Written byShalini Ojha ·
Since recording intimate moments with a traditional camera is definitely "old school", a US-based sex toy company Julz has made a wearable penis camera.
The $160 device is the world's first "cock ring with a camera", the company's website boasted and "it is exactly like it sounds".
Shooting in dark is what this penis camera specializes in, the description added.
Really, what? And, why?
The device doubles up as a camera and as a "confidence booster". The makers said it works as a traditional ring aimed at improving endurance in the bedroom.
But clearly, the highlight of the device is that it lets you record your intimate moments in "never seen before" angles.
People in long-distance relationships can get creative and send footage to their partners, the company said.
The penis camera weighs less than an ounce, can be connected to Wi-Fi and lets one record for up to 90 minutes in 1080p, H.264 video in MP4 format.

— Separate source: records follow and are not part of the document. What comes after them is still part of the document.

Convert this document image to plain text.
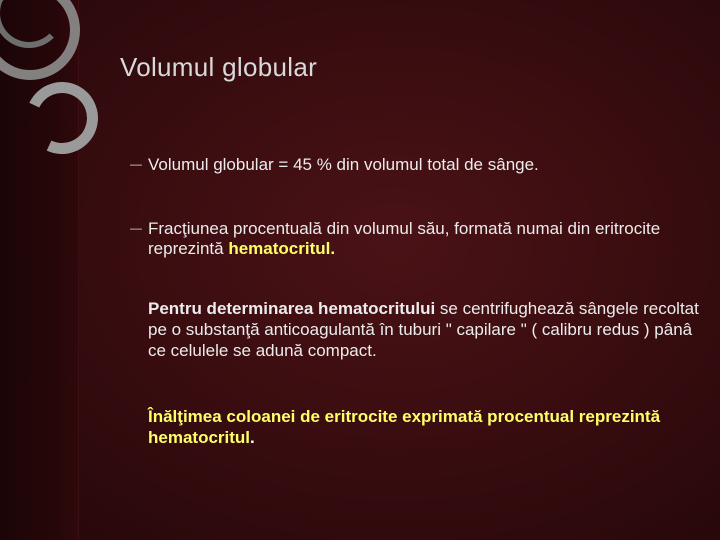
Volumul globular
— Volumul globular = 45 % din volumul total de sânge.
— Fracţiunea procentuală din volumul său, formată numai din eritrocite reprezintă hematocritul.
Pentru determinarea hematocritului se centrifughează sângele recoltat pe o substanţă anticoagulantă în tuburi " capilare " ( calibru redus ) pânâ ce celulele se adună compact.
Înălţimea coloanei de eritrocite exprimată procentual reprezintă hematocritul.
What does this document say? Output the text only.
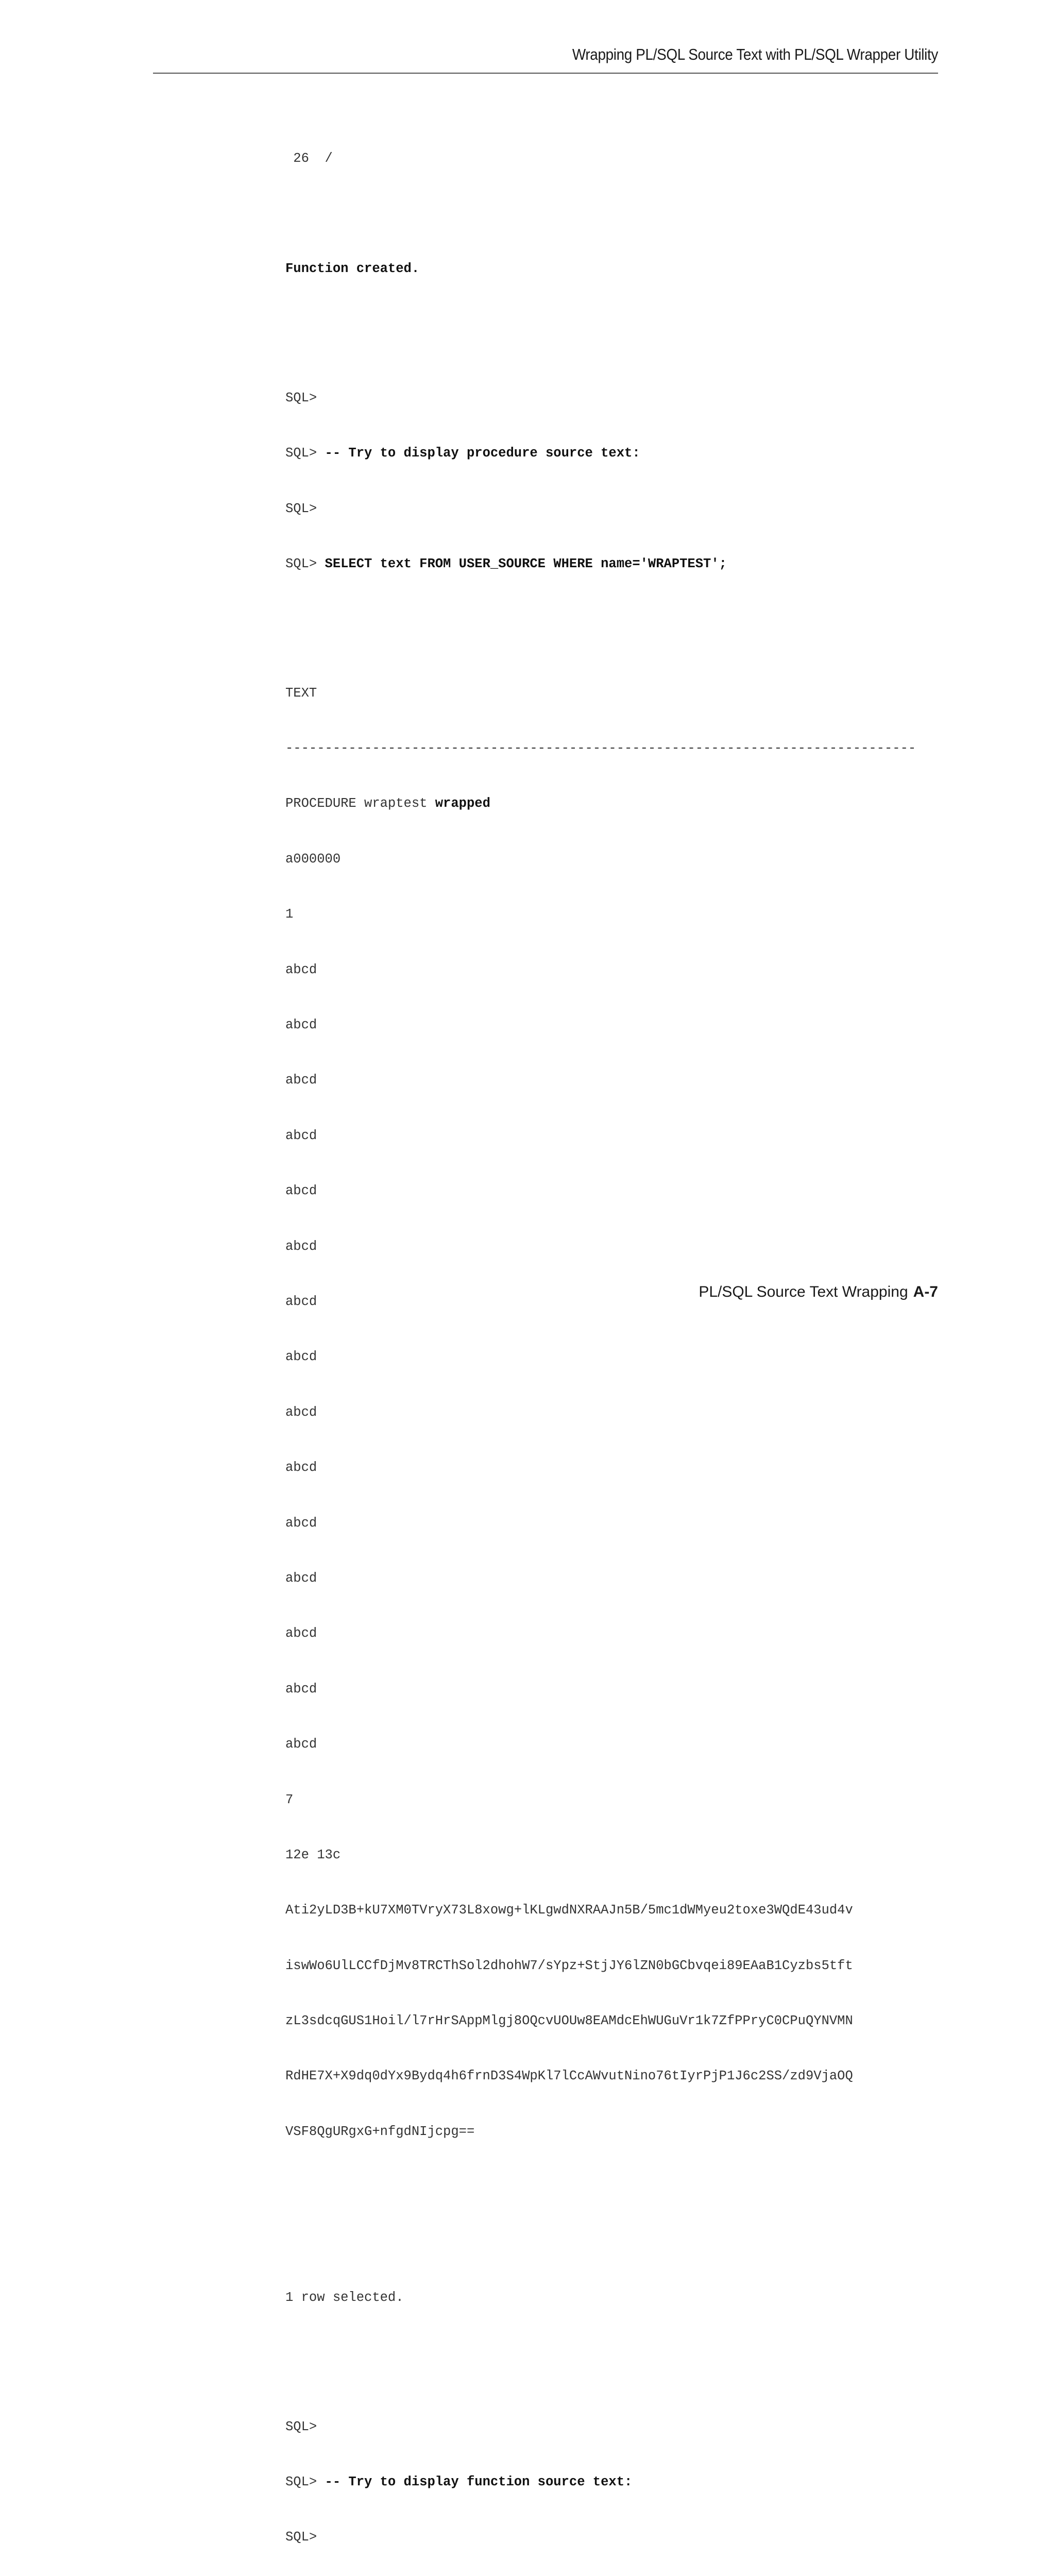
Wrapping PL/SQL Source Text with PL/SQL Wrapper Utility

26  /

Function created.

SQL>

SQL> -- Try to display procedure source text:

SQL>

SQL> SELECT text FROM USER_SOURCE WHERE name='WRAPTEST';

TEXT

--------------------------------------------------------------------------------

PROCEDURE wraptest wrapped

a000000

1

abcd

abcd

abcd

abcd

abcd

abcd

abcd

abcd

abcd

abcd

abcd

abcd

abcd

abcd

abcd

7

12e 13c

Ati2yLD3B+kU7XM0TVryX73L8xowg+lKLgwdNXRAAJn5B/5mc1dWMyeu2toxe3WQdE43ud4v

iswWo6UlLCCfDjMv8TRCThSol2dhohW7/sYpz+StjJY6lZN0bGCbvqei89EAaB1Cyzbs5tft

zL3sdcqGUS1Hoil/l7rHrSAppMlgj8OQcvUOUw8EAMdcEhWUGuVr1k7ZfPPryC0CPuQYNVMN

RdHE7X+X9dq0dYx9Bydq4h6frnD3S4WpKl7lCcAWvutNino76tIyrPjP1J6c2SS/zd9VjaOQ

VSF8QgURgxG+nfgdNIjcpg==

1 row selected.

SQL>

SQL> -- Try to display function source text:

SQL>

PL/SQL Source Text Wrapping A-7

With a width of about an inch and a half, the device has six infrared lights and a slot for micro SD card.
It comes with a rechargeable lithium battery.
Julz warned that when filming for long, the penis camera tends to heat up. "The product is safe to use. If the Cock Cam becomes uncomfortable please stop using and contact our team," the company said.
The product is flexible to "fit all sizes" but the company said they were working to roll out new variants.
The company also addressed privacy concerns.
The data you record using the penis camera will not be saved in the app or cloud, Julz confirmed. This means hackers will need to physically access your phone to get hands on the recorded data.
Julz director and co-founder Charlie Hudson told CNet that the company will ensure user data is safe.
Currently, the app is being updated to allow "FaceTime-style live streaming".
"We are very aware that the privacy of our customers is paramount. We are taking all necessary precautions to keep our product as safe and secure as possible," Hudson was quoted by the daily.
The penis camera is yet another example of the intersection of sex and technology. But the union hasn't been without controversies.
In 2017, Canadian sex-toy maker We-vibe settled a $3.75 million class-action lawsuit after the "smart" vibrators it shipped recorded customers' usage without their knowledge.
The vibrator, when connected to "We-connect app", collected data and users' alleged they never signed up for this.
It was learned that the app which controlled the vibrator could easily be accessed by anyone within Bluetooth range.
The app sent data like the temperature of device and vibration intensity to Standard Innovation, the parent company of We-Vibe, and revealed the sexual habits of the users.
Hit by the scandal, Standard Innovation decided to settle and not go to courts.